Four keys to interpret Scripture

Number One

The supposedly recorded narration of historical and physical events are to be considered as having occurred as metaphysical and interiority experiences, movements and interactions within the human body, clothed in allegory, metaphor and myths.

The scriptural narrative is a great drama of evolution as people ascend from matter, intellectual and intuitive realms, and also the emanation from the higher to lower stages of consciousness in the formation of matter.

Number Two

The supposedly literal and historical figures represent the condition of consciousness and quality of character within humanity. These figures are not historical but are humanisation of the aspects of human nature with all its attributes, principles, powers, faculties, strengths, limitations, weaknesses, errors, ordeals, defeats, victories and evolutionary stages of development.

The Divine is the impersonal, immortal and infinite Life Force rather than a humanoid male and fatherly figure craving for human attention; “Adam and Eve”are humanisation of the masculine and feminine principles not historical persons; “Cain and Abel” are symbolic of the never ending metaphorical conflict between good and bad just like light and darkness; the disciples and apostles are the personifications of the eager but learning individuals among us; the Master symbolises the Teacher without and the Self within.

The Master also represents the conscience or moral agency within that admonishes, rebukes and warns us.

Number Three

Each scriptural story is a description of the experiences of an individual as he/she passes through the various phases and stages of the evolutionary journey to cosmic consciousness, “moksha” or liberation in Hinduism, “nirvana” or pure consciousness in Buddhism, way of holiness in Judaism, and heaven in Christianity.

Cosmic consciousness is the goal and summit of human attainment. For example, the parable of the sower (Matthew 13:1-23) represents the various phases of evolution and the states of receptiveness, from complete unresponsiveness (rocky ground) to full perception (fertile ground).

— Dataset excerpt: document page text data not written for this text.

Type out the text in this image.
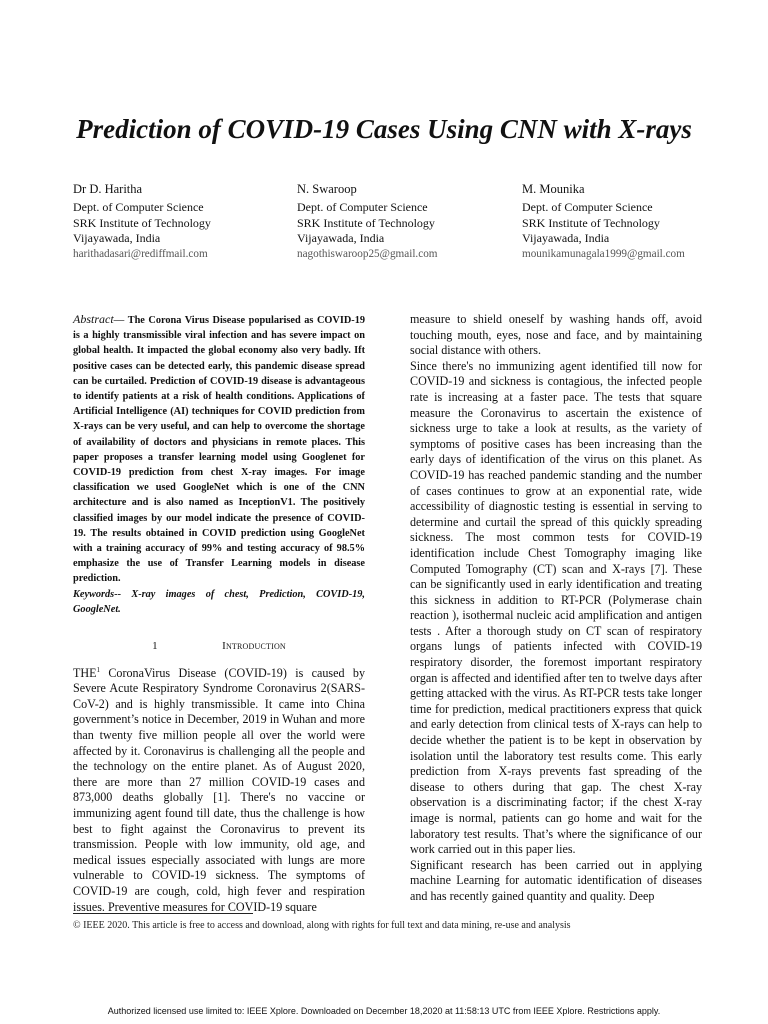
Prediction of COVID-19 Cases Using CNN with X-rays
Dr D. Haritha
Dept. of Computer Science
SRK Institute of Technology
Vijayawada, India
harithadasari@rediffmail.com
N. Swaroop
Dept. of Computer Science
SRK Institute of Technology
Vijayawada, India
nagothiswaroop25@gmail.com
M. Mounika
Dept. of Computer Science
SRK Institute of Technology
Vijayawada, India
mounikamunagala1999@gmail.com
Abstract— The Corona Virus Disease popularised as COVID-19 is a highly transmissible viral infection and has severe impact on global health. It impacted the global economy also very badly. Ift positive cases can be detected early, this pandemic disease spread can be curtailed. Prediction of COVID-19 disease is advantageous to identify patients at a risk of health conditions. Applications of Artificial Intelligence (AI) techniques for COVID prediction from X-rays can be very useful, and can help to overcome the shortage of availability of doctors and physicians in remote places. This paper proposes a transfer learning model using Googlenet for COVID-19 prediction from chest X-ray images. For image classification we used GoogleNet which is one of the CNN architecture and is also named as InceptionV1. The positively classified images by our model indicate the presence of COVID-19. The results obtained in COVID prediction using GoogleNet with a training accuracy of 99% and testing accuracy of 98.5% emphasize the use of Transfer Learning models in disease prediction.
Keywords-- X-ray images of chest, Prediction, COVID-19, GoogleNet.
1	Introduction
THE$^1$ CoronaVirus Disease (COVID-19) is caused by Severe Acute Respiratory Syndrome Coronavirus 2(SARS-CoV-2) and is highly transmissible. It came into China government’s notice in December, 2019 in Wuhan and more than twenty five million people all over the world were affected by it. Coronavirus is challenging all the people and the technology on the entire planet. As of August 2020, there are more than 27 million COVID-19 cases and 873,000 deaths globally [1]. There's no vaccine or immunizing agent found till date, thus the challenge is how best to fight against the Coronavirus to prevent its transmission. People with low immunity, old age, and medical issues especially associated with lungs are more vulnerable to COVID-19 sickness. The symptoms of COVID-19 are cough, cold, high fever and respiration issues. Preventive measures for COVID-19 square

measure to shield oneself by washing hands off, avoid touching mouth, eyes, nose and face, and by maintaining social distance with others.

Since there's no immunizing agent identified till now for COVID-19 and sickness is contagious, the infected people rate is increasing at a faster pace. The tests that square measure the Coronavirus to ascertain the existence of sickness urge to take a look at results, as the variety of symptoms of positive cases has been increasing than the early days of identification of the virus on this planet. As COVID-19 has reached pandemic standing and the number of cases continues to grow at an exponential rate, wide accessibility of diagnostic testing is essential in serving to determine and curtail the spread of this quickly spreading sickness. The most common tests for COVID-19 identification include Chest Tomography imaging like Computed Tomography (CT) scan and X-rays [7]. These can be significantly used in early identification and treating this sickness in addition to RT-PCR (Polymerase chain reaction ), isothermal nucleic acid amplification and antigen tests . After a thorough study on CT scan of respiratory organs lungs of patients infected with COVID-19 respiratory disorder, the foremost important respiratory organ is affected and identified after ten to twelve days after getting attacked with the virus. As RT-PCR tests take longer time for prediction, medical practitioners express that quick and early detection from clinical tests of X-rays can help to decide whether the patient is to be kept in observation by isolation until the laboratory test results come. This early prediction from X-rays prevents fast spreading of the disease to others during that gap. The chest X-ray observation is a discriminating factor; if the chest X-ray image is normal, patients can go home and wait for the laboratory test results. That’s where the significance of our work carried out in this paper lies.

Significant research has been carried out in applying machine Learning for automatic identification of diseases and has recently gained quantity and quality. Deep

© IEEE 2020. This article is free to access and download, along with rights for full text and data mining, re-use and analysis
Authorized licensed use limited to: IEEE Xplore. Downloaded on December 18,2020 at 11:58:13 UTC from IEEE Xplore. Restrictions apply.
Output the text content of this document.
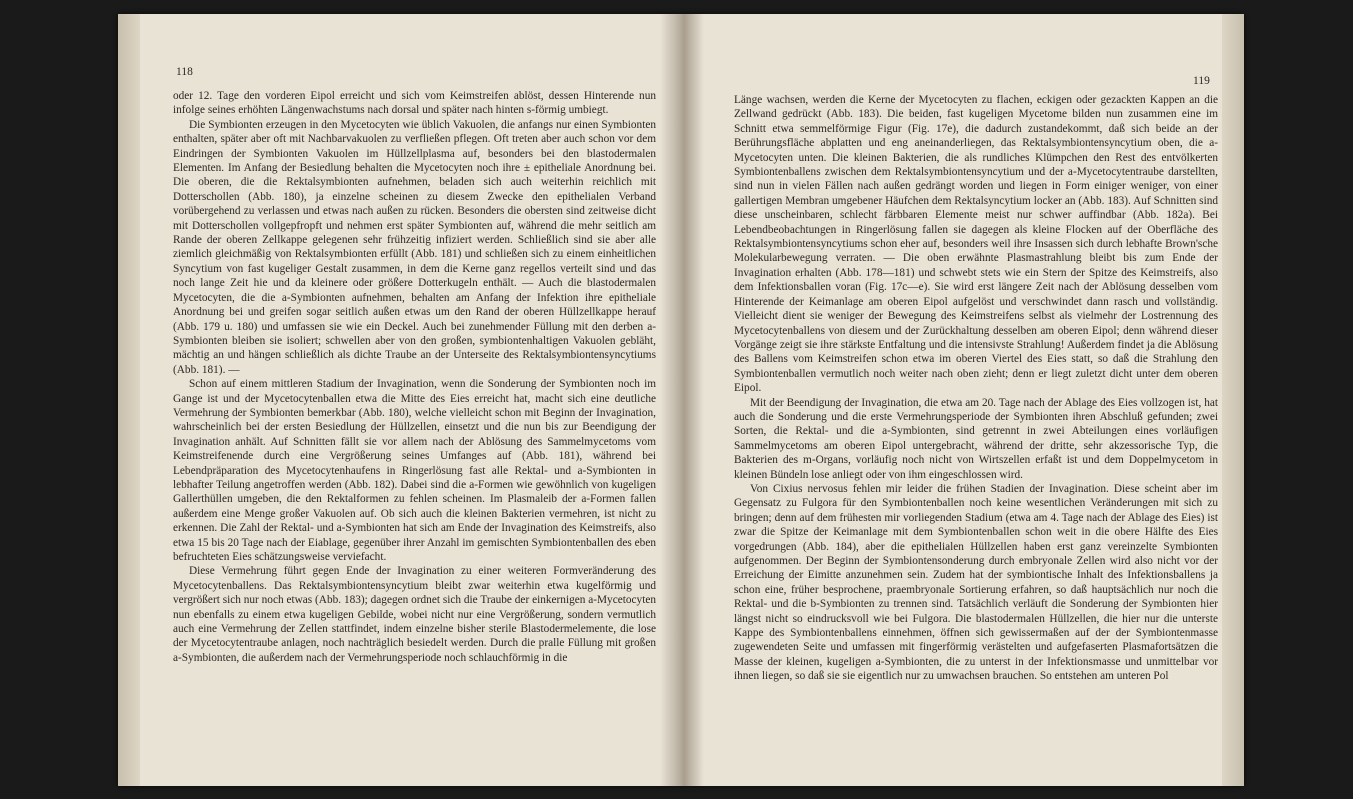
118
119

oder 12. Tage den vorderen Eipol erreicht und sich vom Keimstreifen ablöst, dessen Hinterende nun infolge seines erhöhten Längenwachstums nach dorsal und später nach hinten s-förmig umbiegt.

Die Symbionten erzeugen in den Mycetocyten wie üblich Vakuolen, die anfangs nur einen Symbionten enthalten, später aber oft mit Nachbarvakuolen zu verfließen pflegen. Oft treten aber auch schon vor dem Eindringen der Symbionten Vakuolen im Hüllzellplasma auf, besonders bei den blastodermalen Elementen. Im Anfang der Besiedlung behalten die Mycetocyten noch ihre ± epitheliale Anordnung bei. Die oberen, die die Rektalsymbionten aufnehmen, beladen sich auch weiterhin reichlich mit Dotterschollen (Abb. 180), ja einzelne scheinen zu diesem Zwecke den epithelialen Verband vorübergehend zu verlassen und etwas nach außen zu rücken. Besonders die obersten sind zeitweise dicht mit Dotterschollen vollgepfropft und nehmen erst später Symbionten auf, während die mehr seitlich am Rande der oberen Zellkappe gelegenen sehr frühzeitig infiziert werden. Schließlich sind sie aber alle ziemlich gleichmäßig von Rektalsymbionten erfüllt (Abb. 181) und schließen sich zu einem einheitlichen Syncytium von fast kugeliger Gestalt zusammen, in dem die Kerne ganz regellos verteilt sind und das noch lange Zeit hie und da kleinere oder größere Dotterkugeln enthält. — Auch die blastodermalen Mycetocyten, die die a-Symbionten aufnehmen, behalten am Anfang der Infektion ihre epitheliale Anordnung bei und greifen sogar seitlich außen etwas um den Rand der oberen Hüllzellkappe herauf (Abb. 179 u. 180) und umfassen sie wie ein Deckel. Auch bei zunehmender Füllung mit den derben a-Symbionten bleiben sie isoliert; schwellen aber von den großen, symbiontenhaltigen Vakuolen gebläht, mächtig an und hängen schließlich als dichte Traube an der Unterseite des Rektalsymbiontensyncytiums (Abb. 181). —

Schon auf einem mittleren Stadium der Invagination, wenn die Sonderung der Symbionten noch im Gange ist und der Mycetocytenballen etwa die Mitte des Eies erreicht hat, macht sich eine deutliche Vermehrung der Symbionten bemerkbar (Abb. 180), welche vielleicht schon mit Beginn der Invagination, wahrscheinlich bei der ersten Besiedlung der Hüllzellen, einsetzt und die nun bis zur Beendigung der Invagination anhält. Auf Schnitten fällt sie vor allem nach der Ablösung des Sammelmycetoms vom Keimstreifenende durch eine Vergrößerung seines Umfanges auf (Abb. 181), während bei Lebendpräparation des Mycetocytenhaufens in Ringerlösung fast alle Rektal- und a-Symbionten in lebhafter Teilung angetroffen werden (Abb. 182). Dabei sind die a-Formen wie gewöhnlich von kugeligen Gallerthüllen umgeben, die den Rektalformen zu fehlen scheinen. Im Plasmaleib der a-Formen fallen außerdem eine Menge großer Vakuolen auf. Ob sich auch die kleinen Bakterien vermehren, ist nicht zu erkennen. Die Zahl der Rektal- und a-Symbionten hat sich am Ende der Invagination des Keimstreifs, also etwa 15 bis 20 Tage nach der Eiablage, gegenüber ihrer Anzahl im gemischten Symbiontenballen des eben befruchteten Eies schätzungsweise verviefacht.

Diese Vermehrung führt gegen Ende der Invagination zu einer weiteren Formveränderung des Mycetocytenballens. Das Rektalsymbiontensyncytium bleibt zwar weiterhin etwa kugelförmig und vergrößert sich nur noch etwas (Abb. 183); dagegen ordnet sich die Traube der einkernigen a-Mycetocyten nun ebenfalls zu einem etwa kugeligen Gebilde, wobei nicht nur eine Vergrößerung, sondern vermutlich auch eine Vermehrung der Zellen stattfindet, indem einzelne bisher sterile Blastodermelemente, die lose der Mycetocytentraube anlagen, noch nachträglich besiedelt werden. Durch die pralle Füllung mit großen a-Symbionten, die außerdem nach der Vermehrungsperiode noch schlauchförmig in die

Länge wachsen, werden die Kerne der Mycetocyten zu flachen, eckigen oder gezackten Kappen an die Zellwand gedrückt (Abb. 183). Die beiden, fast kugeligen Mycetome bilden nun zusammen eine im Schnitt etwa semmelförmige Figur (Fig. 17e), die dadurch zustandekommt, daß sich beide an der Berührungsfläche abplatten und eng aneinanderliegen, das Rektalsymbiontensyncytium oben, die a-Mycetocyten unten. Die kleinen Bakterien, die als rundliches Klümpchen den Rest des entvölkerten Symbiontenballens zwischen dem Rektalsymbiontensyncytium und der a-Mycetocytentraube darstellten, sind nun in vielen Fällen nach außen gedrängt worden und liegen in Form einiger weniger, von einer gallertigen Membran umgebener Häufchen dem Rektalsyncytium locker an (Abb. 183). Auf Schnitten sind diese unscheinbaren, schlecht färbbaren Elemente meist nur schwer auffindbar (Abb. 182a). Bei Lebendbeobachtungen in Ringerlösung fallen sie dagegen als kleine Flocken auf der Oberfläche des Rektalsymbiontensyncytiums schon eher auf, besonders weil ihre Insassen sich durch lebhafte Brown'sche Molekularbewegung verraten. — Die oben erwähnte Plasmastrahlung bleibt bis zum Ende der Invagination erhalten (Abb. 178—181) und schwebt stets wie ein Stern der Spitze des Keimstreifs, also dem Infektionsballen voran (Fig. 17c—e). Sie wird erst längere Zeit nach der Ablösung desselben vom Hinterende der Keimanlage am oberen Eipol aufgelöst und verschwindet dann rasch und vollständig. Vielleicht dient sie weniger der Bewegung des Keimstreifens selbst als vielmehr der Lostrennung des Mycetocytenballens von diesem und der Zurückhaltung desselben am oberen Eipol; denn während dieser Vorgänge zeigt sie ihre stärkste Entfaltung und die intensivste Strahlung! Außerdem findet ja die Ablösung des Ballens vom Keimstreifen schon etwa im oberen Viertel des Eies statt, so daß die Strahlung den Symbiontenballen vermutlich noch weiter nach oben zieht; denn er liegt zuletzt dicht unter dem oberen Eipol.

Mit der Beendigung der Invagination, die etwa am 20. Tage nach der Ablage des Eies vollzogen ist, hat auch die Sonderung und die erste Vermehrungsperiode der Symbionten ihren Abschluß gefunden; zwei Sorten, die Rektal- und die a-Symbionten, sind getrennt in zwei Abteilungen eines vorläufigen Sammelmycetoms am oberen Eipol untergebracht, während der dritte, sehr akzessorische Typ, die Bakterien des m-Organs, vorläufig noch nicht von Wirtszellen erfaßt ist und dem Doppelmycetom in kleinen Bündeln lose anliegt oder von ihm eingeschlossen wird.

Von Cixius nervosus fehlen mir leider die frühen Stadien der Invagination. Diese scheint aber im Gegensatz zu Fulgora für den Symbiontenballen noch keine wesentlichen Veränderungen mit sich zu bringen; denn auf dem frühesten mir vorliegenden Stadium (etwa am 4. Tage nach der Ablage des Eies) ist zwar die Spitze der Keimanlage mit dem Symbiontenballen schon weit in die obere Hälfte des Eies vorgedrungen (Abb. 184), aber die epithelialen Hüllzellen haben erst ganz vereinzelte Symbionten aufgenommen. Der Beginn der Symbiontensonderung durch embryonale Zellen wird also nicht vor der Erreichung der Eimitte anzunehmen sein. Zudem hat der symbiontische Inhalt des Infektionsballens ja schon eine, früher besprochene, praembryonale Sortierung erfahren, so daß hauptsächlich nur noch die Rektal- und die b-Symbionten zu trennen sind. Tatsächlich verläuft die Sonderung der Symbionten hier längst nicht so eindrucksvoll wie bei Fulgora. Die blastodermalen Hüllzellen, die hier nur die unterste Kappe des Symbiontenballens einnehmen, öffnen sich gewissermaßen auf der der Symbiontenmasse zugewendeten Seite und umfassen mit fingerförmig verästelten und aufgefaserten Plasmafortsätzen die Masse der kleinen, kugeligen a-Symbionten, die zu unterst in der Infektionsmasse und unmittelbar vor ihnen liegen, so daß sie sie eigentlich nur zu umwachsen brauchen. So entstehen am unteren Pol
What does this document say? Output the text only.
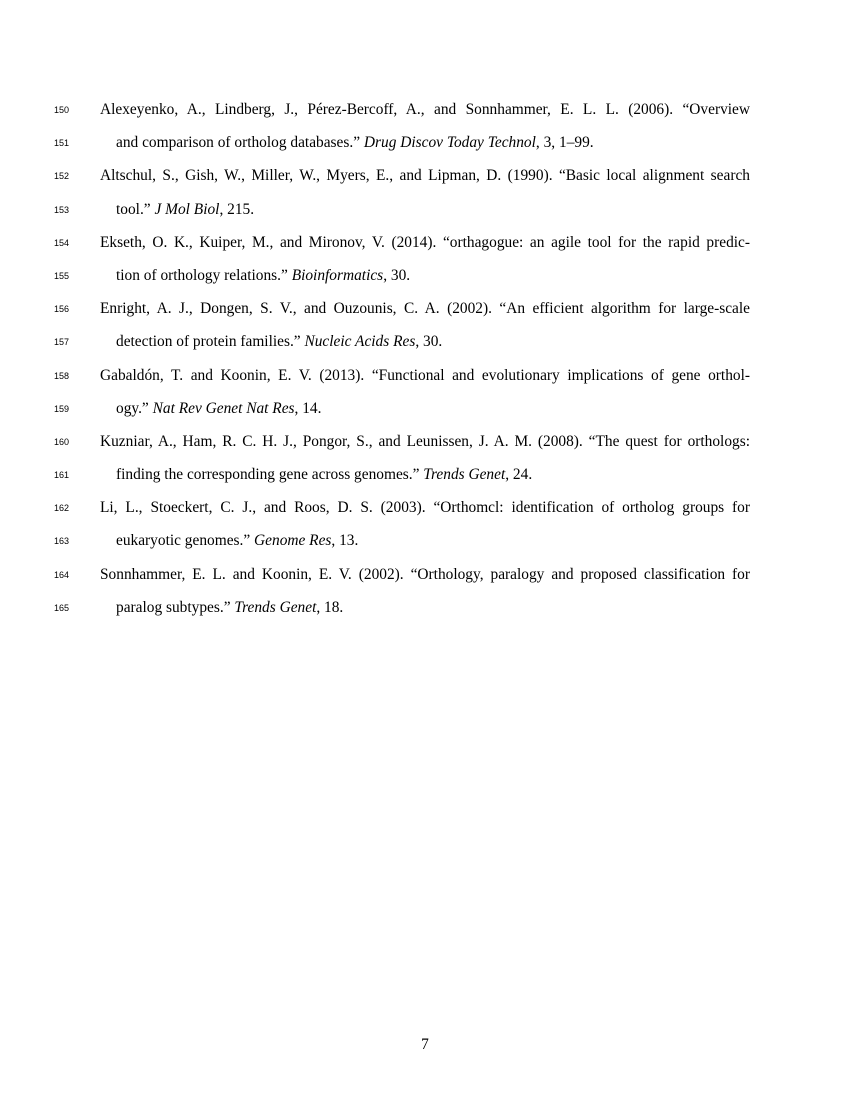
150	Alexeyenko, A., Lindberg, J., Pérez-Bercoff, A., and Sonnhammer, E. L. L. (2006). “Overview
151	and comparison of ortholog databases.” Drug Discov Today Technol, 3, 1–99.
152	Altschul, S., Gish, W., Miller, W., Myers, E., and Lipman, D. (1990). “Basic local alignment search
153	tool.” J Mol Biol, 215.
154	Ekseth, O. K., Kuiper, M., and Mironov, V. (2014). “orthagogue: an agile tool for the rapid predic-
155	tion of orthology relations.” Bioinformatics, 30.
156	Enright, A. J., Dongen, S. V., and Ouzounis, C. A. (2002). “An efficient algorithm for large-scale
157	detection of protein families.” Nucleic Acids Res, 30.
158	Gabaldón, T. and Koonin, E. V. (2013). “Functional and evolutionary implications of gene orthol-
159	ogy.” Nat Rev Genet Nat Res, 14.
160	Kuzniar, A., Ham, R. C. H. J., Pongor, S., and Leunissen, J. A. M. (2008). “The quest for orthologs:
161	finding the corresponding gene across genomes.” Trends Genet, 24.
162	Li, L., Stoeckert, C. J., and Roos, D. S. (2003). “Orthomcl: identification of ortholog groups for
163	eukaryotic genomes.” Genome Res, 13.
164	Sonnhammer, E. L. and Koonin, E. V. (2002). “Orthology, paralogy and proposed classification for
165	paralog subtypes.” Trends Genet, 18.
7
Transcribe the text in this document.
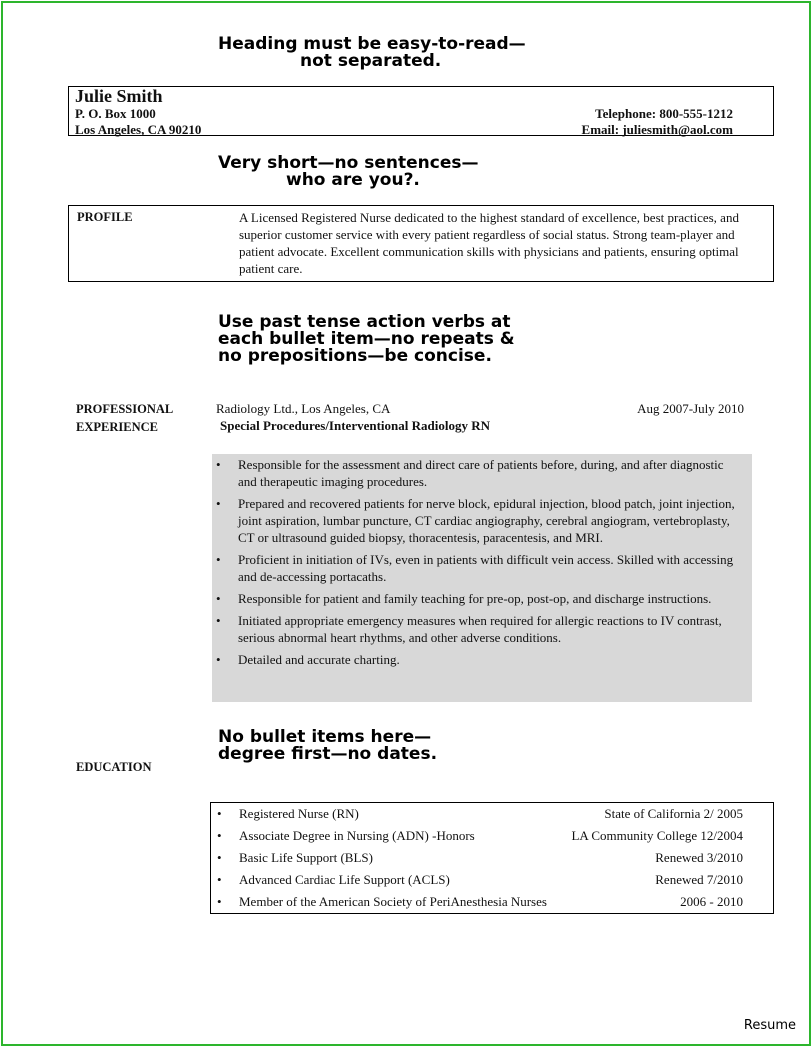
Heading must be easy-to-read—
not separated.
Julie Smith
P. O. Box 1000
Los Angeles, CA 90210
Telephone: 800-555-1212
Email: juliesmith@aol.com
Very short—no sentences—
who are you?.
PROFILE	A Licensed Registered Nurse dedicated to the highest standard of excellence, best practices, and superior customer service with every patient regardless of social status. Strong team-player and patient advocate. Excellent communication skills with physicians and patients, ensuring optimal patient care.
Use past tense action verbs at
each bullet item—no repeats &
no prepositions—be concise.
PROFESSIONAL
EXPERIENCE
Radiology Ltd., Los Angeles, CA	Aug 2007-July 2010
Special Procedures/Interventional Radiology RN
• Responsible for the assessment and direct care of patients before, during, and after diagnostic and therapeutic imaging procedures.
• Prepared and recovered patients for nerve block, epidural injection, blood patch, joint injection, joint aspiration, lumbar puncture, CT cardiac angiography, cerebral angiogram, vertebroplasty, CT or ultrasound guided biopsy, thoracentesis, paracentesis, and MRI.
• Proficient in initiation of IVs, even in patients with difficult vein access. Skilled with accessing and de-accessing portacaths.
• Responsible for patient and family teaching for pre-op, post-op, and discharge instructions.
• Initiated appropriate emergency measures when required for allergic reactions to IV contrast, serious abnormal heart rhythms, and other adverse conditions.
• Detailed and accurate charting.
No bullet items here—
degree first—no dates.
EDUCATION
• Registered Nurse (RN)	State of California 2/ 2005
• Associate Degree in Nursing (ADN) -Honors	LA Community College 12/2004
• Basic Life Support (BLS)	Renewed 3/2010
• Advanced Cardiac Life Support (ACLS)	Renewed 7/2010
• Member of the American Society of PeriAnesthesia Nurses	2006 - 2010
Resume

In the parable of the ten virgins (Matthew 25:1-13), the foolish ones are those not yet sufficiently evolved to be able to respond to the impulses from the self, while the wise virgins personify those in whom the immortal self has attained considerable evolutionary unfoldment within and the mortal physical nature is sufficiently developed to be aware of the fact and gives it expression in the daily conduct of life.

This leads to the progressive illumination of the mind-heart and a fusion of the immortal and mortal natures.

“Restoration of sight” represents the arousing of the faculty of responsiveness to one’s vision or causative power; “restoration of hearing” represents the responsiveness to the small still inner voice of conscience; “curing the paralysed or sick” represents the free exercise of the intellect liberated from rigid orthodoxy, dogma or social conditioning; and “raising from the dead” is the awakening to full self-awareness and knowledge (“gnosis” in Greek or “daath” in Hebrew).

And Number Four…

Some physical objects and certain words are symbolic. The meanings of symbols are ever constant and such symbolism unlocks the inner meanings of texts.